Но где возможна мифологизация, там возможна и мистификация: если я сознательно задаюсь целью сотворить некий миф, то я могу бессознательно создать и мифологию на пустом месте — это мимикрия и имитация. Некая тайна не признается тайной, а подменяется разговорами о тайне, некой компетенцией по ее поводу, иллюзией осведомленности, — это и есть мистификация, которая более чем мифологизация. Но функции у того и другого, к сожалению, общие. Это функция заполнения пустоты, это не прямая ложь, но и не правильное знание.
Но главное, что историки должны отдавать себе отчет, что можно находиться внутри этого легендариума, можно незаметно для себя оказаться частью этого всего процесса придумывания, рассказывания и пересказывания подобной мифологии. Поэтому критическое отношение к собственному научному прошлому — это не просто возможный вариант или тактика научной активности, а неизбежный и необходимый ее момент. Говоря языком Томаса Куна, есть обычная наука, а есть наука революционная, обычная — это та, которая функционирует по обычаю, подобно некоему навыку. Но подлинные открытия совершаются там, где открываются, можно сказать, шлюзы скептицизма и клапаны критицизма, где неизбежным оказывается отрицание, в том числе и источников — проверенных, надежных, а также мнений, концепций, теорий, научных школ и направлений. Поэтому наука может быть и мифологичной, и вполне себе поэтичной, мифологика науки вполне предполагает и поэтику научного вроде бы дискурса.

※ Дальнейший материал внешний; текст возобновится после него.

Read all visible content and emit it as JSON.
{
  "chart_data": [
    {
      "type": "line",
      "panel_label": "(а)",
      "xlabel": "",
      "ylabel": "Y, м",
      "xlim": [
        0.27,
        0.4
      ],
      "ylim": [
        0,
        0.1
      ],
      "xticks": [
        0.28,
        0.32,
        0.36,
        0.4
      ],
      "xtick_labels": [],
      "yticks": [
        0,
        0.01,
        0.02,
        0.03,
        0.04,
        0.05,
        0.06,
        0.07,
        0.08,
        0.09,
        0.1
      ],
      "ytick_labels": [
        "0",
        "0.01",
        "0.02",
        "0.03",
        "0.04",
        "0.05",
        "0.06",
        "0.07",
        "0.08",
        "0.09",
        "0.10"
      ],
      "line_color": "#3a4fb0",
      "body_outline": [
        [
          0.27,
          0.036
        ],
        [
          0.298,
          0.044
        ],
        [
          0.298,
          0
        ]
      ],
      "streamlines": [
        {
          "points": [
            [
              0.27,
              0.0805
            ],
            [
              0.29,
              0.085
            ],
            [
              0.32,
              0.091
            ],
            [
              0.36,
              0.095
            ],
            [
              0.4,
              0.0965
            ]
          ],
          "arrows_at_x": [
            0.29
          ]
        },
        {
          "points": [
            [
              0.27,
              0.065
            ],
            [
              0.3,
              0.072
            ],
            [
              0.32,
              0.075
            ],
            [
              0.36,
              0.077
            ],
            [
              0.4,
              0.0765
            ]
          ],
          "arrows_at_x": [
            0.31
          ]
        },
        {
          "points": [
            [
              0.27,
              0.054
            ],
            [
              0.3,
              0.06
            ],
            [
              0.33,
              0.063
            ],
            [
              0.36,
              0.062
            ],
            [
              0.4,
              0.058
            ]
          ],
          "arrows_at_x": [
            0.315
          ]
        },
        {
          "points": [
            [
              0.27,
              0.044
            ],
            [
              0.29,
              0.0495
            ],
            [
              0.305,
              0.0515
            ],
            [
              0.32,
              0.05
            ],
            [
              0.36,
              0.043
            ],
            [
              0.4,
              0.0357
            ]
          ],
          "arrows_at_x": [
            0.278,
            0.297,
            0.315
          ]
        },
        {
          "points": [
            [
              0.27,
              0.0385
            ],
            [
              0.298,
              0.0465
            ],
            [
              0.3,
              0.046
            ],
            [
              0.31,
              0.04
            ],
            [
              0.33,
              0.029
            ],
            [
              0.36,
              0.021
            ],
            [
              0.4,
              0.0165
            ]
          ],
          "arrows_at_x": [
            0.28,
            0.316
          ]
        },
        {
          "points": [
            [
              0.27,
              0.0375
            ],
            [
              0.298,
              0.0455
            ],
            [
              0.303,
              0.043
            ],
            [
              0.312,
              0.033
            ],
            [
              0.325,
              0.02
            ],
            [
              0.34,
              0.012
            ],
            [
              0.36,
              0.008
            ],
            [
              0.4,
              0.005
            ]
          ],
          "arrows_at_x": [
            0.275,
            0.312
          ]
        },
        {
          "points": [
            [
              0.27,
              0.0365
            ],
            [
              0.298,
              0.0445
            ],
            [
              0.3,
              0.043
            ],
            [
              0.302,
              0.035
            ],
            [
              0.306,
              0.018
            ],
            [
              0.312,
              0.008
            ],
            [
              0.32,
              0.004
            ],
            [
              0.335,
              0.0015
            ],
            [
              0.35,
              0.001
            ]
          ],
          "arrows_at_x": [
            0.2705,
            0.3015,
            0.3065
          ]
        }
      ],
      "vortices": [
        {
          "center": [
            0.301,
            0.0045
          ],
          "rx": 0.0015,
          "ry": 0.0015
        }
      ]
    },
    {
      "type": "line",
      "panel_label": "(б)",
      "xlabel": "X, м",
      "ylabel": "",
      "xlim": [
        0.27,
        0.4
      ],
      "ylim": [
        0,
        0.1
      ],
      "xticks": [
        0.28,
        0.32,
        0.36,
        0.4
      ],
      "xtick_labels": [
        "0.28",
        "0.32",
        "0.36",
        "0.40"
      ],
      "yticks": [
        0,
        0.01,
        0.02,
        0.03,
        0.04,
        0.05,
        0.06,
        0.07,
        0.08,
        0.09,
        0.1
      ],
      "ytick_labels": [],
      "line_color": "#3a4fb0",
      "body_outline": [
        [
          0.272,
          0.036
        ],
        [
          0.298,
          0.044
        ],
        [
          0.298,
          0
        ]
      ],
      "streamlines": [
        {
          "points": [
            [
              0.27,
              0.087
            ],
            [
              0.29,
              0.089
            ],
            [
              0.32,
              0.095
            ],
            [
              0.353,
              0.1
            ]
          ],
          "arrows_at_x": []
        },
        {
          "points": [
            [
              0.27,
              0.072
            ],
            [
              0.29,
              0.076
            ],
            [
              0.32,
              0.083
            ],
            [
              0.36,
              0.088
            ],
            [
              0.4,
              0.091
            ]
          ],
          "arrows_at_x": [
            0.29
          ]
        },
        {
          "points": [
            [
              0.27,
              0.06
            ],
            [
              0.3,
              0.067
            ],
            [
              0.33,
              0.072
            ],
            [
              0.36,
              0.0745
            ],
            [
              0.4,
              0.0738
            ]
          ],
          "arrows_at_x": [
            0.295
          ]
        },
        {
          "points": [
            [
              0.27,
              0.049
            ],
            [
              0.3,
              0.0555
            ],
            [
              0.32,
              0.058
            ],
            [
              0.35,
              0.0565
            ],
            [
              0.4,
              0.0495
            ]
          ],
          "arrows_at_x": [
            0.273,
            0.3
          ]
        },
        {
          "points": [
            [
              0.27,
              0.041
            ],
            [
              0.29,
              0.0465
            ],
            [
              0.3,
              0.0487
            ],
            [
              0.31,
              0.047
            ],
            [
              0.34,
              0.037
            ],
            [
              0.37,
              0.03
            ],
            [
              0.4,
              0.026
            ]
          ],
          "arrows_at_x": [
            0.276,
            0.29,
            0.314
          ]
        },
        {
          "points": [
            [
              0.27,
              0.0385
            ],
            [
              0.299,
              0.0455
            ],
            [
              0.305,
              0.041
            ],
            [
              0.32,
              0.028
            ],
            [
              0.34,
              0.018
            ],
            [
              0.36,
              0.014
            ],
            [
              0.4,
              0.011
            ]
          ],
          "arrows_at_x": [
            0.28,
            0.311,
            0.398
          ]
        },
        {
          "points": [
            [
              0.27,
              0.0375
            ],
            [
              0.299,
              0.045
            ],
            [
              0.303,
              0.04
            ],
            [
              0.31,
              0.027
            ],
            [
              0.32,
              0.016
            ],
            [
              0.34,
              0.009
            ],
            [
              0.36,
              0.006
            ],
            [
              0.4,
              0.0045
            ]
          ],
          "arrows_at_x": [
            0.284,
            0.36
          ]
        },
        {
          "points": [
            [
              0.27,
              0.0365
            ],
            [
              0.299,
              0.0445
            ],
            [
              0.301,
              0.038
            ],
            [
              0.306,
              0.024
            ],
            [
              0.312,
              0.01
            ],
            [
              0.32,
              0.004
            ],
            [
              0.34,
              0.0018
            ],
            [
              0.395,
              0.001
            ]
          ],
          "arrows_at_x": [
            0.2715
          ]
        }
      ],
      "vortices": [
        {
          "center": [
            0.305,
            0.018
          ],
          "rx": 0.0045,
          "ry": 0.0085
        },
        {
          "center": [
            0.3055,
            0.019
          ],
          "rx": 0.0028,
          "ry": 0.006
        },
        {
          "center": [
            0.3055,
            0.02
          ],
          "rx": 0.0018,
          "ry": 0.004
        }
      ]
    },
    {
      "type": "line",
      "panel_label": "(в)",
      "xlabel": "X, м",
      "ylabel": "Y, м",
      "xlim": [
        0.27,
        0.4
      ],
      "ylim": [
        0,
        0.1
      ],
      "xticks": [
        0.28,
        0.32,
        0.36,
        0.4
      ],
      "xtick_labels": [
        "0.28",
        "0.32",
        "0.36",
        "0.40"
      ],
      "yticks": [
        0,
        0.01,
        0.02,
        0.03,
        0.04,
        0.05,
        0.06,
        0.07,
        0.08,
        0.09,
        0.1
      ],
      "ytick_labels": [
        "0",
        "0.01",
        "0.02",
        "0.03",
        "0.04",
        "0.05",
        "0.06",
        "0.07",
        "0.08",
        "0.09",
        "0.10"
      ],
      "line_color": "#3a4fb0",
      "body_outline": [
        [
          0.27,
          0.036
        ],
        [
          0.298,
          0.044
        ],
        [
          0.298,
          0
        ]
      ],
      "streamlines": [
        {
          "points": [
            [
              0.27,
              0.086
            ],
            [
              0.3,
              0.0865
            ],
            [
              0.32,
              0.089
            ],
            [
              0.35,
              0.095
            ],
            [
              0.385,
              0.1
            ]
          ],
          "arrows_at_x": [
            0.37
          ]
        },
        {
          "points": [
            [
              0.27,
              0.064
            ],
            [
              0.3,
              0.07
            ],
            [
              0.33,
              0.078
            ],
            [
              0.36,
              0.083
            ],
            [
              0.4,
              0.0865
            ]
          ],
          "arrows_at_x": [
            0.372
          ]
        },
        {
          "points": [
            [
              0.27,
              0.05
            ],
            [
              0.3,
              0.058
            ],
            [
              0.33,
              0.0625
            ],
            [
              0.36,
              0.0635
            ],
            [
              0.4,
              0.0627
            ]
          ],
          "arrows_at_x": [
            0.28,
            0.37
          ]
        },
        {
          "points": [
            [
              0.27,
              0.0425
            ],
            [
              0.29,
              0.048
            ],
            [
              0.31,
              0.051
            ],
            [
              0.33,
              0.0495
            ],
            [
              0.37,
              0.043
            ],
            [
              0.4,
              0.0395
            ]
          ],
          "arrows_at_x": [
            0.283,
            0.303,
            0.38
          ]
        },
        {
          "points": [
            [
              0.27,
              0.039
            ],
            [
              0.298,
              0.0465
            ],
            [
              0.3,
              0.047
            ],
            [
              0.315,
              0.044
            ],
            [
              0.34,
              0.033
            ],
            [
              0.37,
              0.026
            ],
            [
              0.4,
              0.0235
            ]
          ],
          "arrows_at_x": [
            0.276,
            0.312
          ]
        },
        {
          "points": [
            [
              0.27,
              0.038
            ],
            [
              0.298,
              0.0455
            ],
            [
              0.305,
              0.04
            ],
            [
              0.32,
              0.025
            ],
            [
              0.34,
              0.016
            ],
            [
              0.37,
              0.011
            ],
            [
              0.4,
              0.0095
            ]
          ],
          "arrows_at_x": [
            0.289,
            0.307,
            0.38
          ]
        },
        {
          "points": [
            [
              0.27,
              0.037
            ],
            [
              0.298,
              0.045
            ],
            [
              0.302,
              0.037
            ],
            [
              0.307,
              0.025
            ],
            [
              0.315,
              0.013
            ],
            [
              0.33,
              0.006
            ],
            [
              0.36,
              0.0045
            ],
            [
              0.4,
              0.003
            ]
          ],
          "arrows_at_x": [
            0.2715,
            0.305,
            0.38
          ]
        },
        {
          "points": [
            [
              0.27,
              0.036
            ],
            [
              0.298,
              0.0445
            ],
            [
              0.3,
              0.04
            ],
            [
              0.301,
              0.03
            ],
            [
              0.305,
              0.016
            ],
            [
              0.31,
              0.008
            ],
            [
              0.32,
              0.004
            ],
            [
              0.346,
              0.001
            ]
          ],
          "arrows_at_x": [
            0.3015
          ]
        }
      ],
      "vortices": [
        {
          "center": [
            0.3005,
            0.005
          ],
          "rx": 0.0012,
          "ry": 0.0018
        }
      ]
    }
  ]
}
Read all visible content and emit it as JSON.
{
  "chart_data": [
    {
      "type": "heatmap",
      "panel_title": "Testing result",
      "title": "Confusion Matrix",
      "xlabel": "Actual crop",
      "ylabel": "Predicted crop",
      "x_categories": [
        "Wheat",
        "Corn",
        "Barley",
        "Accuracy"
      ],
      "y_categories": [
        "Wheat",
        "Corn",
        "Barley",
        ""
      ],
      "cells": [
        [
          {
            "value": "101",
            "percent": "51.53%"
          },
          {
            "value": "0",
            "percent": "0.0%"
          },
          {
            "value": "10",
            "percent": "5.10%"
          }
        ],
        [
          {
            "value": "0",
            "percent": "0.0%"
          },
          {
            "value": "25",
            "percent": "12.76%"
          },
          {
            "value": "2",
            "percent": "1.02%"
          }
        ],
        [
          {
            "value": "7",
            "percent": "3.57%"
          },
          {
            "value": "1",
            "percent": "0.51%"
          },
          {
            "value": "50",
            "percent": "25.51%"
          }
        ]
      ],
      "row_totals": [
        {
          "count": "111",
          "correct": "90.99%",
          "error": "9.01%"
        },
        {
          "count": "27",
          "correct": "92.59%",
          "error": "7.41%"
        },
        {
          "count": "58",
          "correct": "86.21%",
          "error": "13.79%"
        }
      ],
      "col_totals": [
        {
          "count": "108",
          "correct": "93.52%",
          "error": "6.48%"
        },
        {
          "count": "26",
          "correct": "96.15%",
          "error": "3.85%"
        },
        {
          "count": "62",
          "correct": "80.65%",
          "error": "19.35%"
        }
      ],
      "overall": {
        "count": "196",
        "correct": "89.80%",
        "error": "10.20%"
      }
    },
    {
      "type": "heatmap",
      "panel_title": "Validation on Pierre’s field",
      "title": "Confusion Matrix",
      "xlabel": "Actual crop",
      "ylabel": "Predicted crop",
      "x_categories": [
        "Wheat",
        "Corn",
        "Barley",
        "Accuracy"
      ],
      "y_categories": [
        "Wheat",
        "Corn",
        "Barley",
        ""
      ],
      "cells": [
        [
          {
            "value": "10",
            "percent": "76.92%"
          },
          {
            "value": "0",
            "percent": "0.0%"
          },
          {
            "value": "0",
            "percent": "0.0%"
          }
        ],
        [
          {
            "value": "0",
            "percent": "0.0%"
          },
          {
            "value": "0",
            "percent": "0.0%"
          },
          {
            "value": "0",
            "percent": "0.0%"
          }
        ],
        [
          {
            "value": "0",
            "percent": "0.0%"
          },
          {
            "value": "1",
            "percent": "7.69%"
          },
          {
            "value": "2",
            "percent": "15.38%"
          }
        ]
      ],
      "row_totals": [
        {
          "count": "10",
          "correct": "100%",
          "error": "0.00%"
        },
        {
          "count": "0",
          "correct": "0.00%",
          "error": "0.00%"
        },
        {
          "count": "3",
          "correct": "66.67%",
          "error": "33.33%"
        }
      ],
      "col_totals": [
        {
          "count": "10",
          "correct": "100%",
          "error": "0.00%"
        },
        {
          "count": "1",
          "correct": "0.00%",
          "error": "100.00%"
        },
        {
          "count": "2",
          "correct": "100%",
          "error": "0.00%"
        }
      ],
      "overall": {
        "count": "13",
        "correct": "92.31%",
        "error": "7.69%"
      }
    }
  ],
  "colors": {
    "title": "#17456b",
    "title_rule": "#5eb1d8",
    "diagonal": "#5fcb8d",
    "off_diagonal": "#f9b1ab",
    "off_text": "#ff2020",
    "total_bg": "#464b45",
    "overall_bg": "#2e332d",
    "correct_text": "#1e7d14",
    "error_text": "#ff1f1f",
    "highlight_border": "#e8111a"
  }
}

…Итак, недостаточно обращаться к одной душе для того, чтобы понять, откуда берется и как создается смысл. Есть три области, или зоны, которые находятся за пределами души, за пределами человеческого естества и человеческого бытия. Пространство первичного, неразрывно связанного существования человека как личности и мира как его продолжения, который еще не противополагается человеку, растворенному в нем и ощущающему себя частью единого сверхцелого бытия, наполненного смыслом как жизнью. Этот опыт мы уже описали как опыт мифического. Человек, однако же, обнаруживает себя и в более узкой, чем мир и миф, зоне, и противопоставленной ему, и при этом активно воздействующей на него, — в среде социума, коллектива и безличного существования. Поэтому следующий регион, смысловое содержание которого мы должны знать, узнавать и осознавать, — это социальная форма существования человека и искусства. И, наконец, не суживающий и сковывающий опыт социального, а расширительный и освобождающий опыт выхода за пределы мира нашего присутствия — опыт преодоления себя и своего, сфера сверхличного и трансцендентного, опыт сакрального и религиозного, опыт веры.